Election experts and civil rights advocates have expressed concern that, without the decree, the RNC would mount a vote suppression campaign under the guise of ballot security.
The 1982 consent decree was the result of a decades-old lawsuit the Democratic National Committee brought against the national GOP, as well as New Jersey’s Republican Party. They alleged that in a 1981 New Jersey election Republicans employed off duty cops to monitor polling places in minority neighborhoods and sent mailers to minority voters, that, if unreturned, were used to create lists of voters to challenge at polling places.
The decree had been extended multiple times over the years after Democrats surfaced evidence that the RNC had violated it. However, Democrats’ last ditch effort last year to extend it — citing Trump’s calls for vigilante poll watching, as well as then-RNC strategist Sean Spicer’s presence in an area of Trump Tower where campaign poll watching activities were being monitored — were unsuccessful.
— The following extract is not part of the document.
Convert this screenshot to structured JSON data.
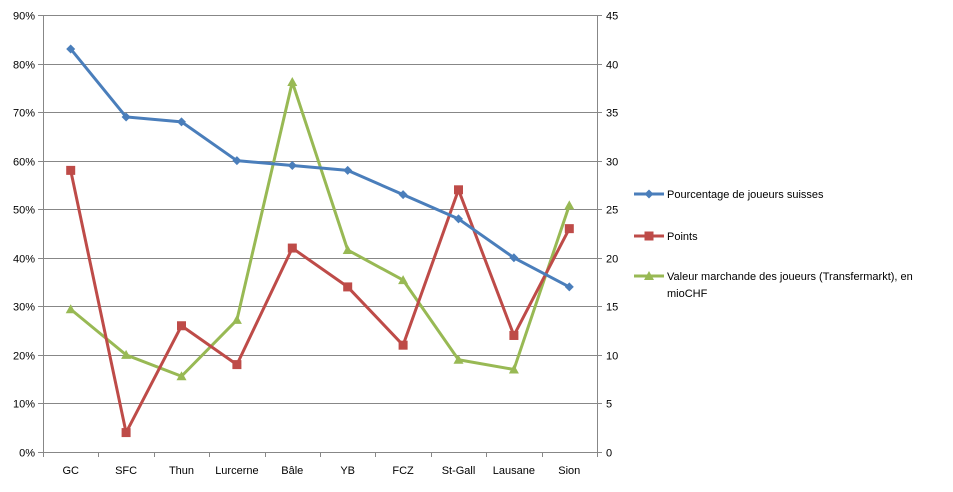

The decree was set to expire on Dec. 1, 2017, and on Monday U.S. District Judge John Michael Vazquez said the DNC had failed to provide evidence of a violation that would prompt him to extend it. He also denied a DNC request for more discovery on whether Spicer violated the decree in his presence near the Trump campaign’s poll watching hub at Trump Tower on election night.
In a statement, RNC spokesperson Blair Ellis said the RNC was “gratified” with the judge’s order and that the judge “rejected the DNC’s baseless claims.”
“Today’s ruling will allow the RNC to work more closely with state parties and campaigns to do what we do best, ensure that more people vote through our unmatched field program,” she said.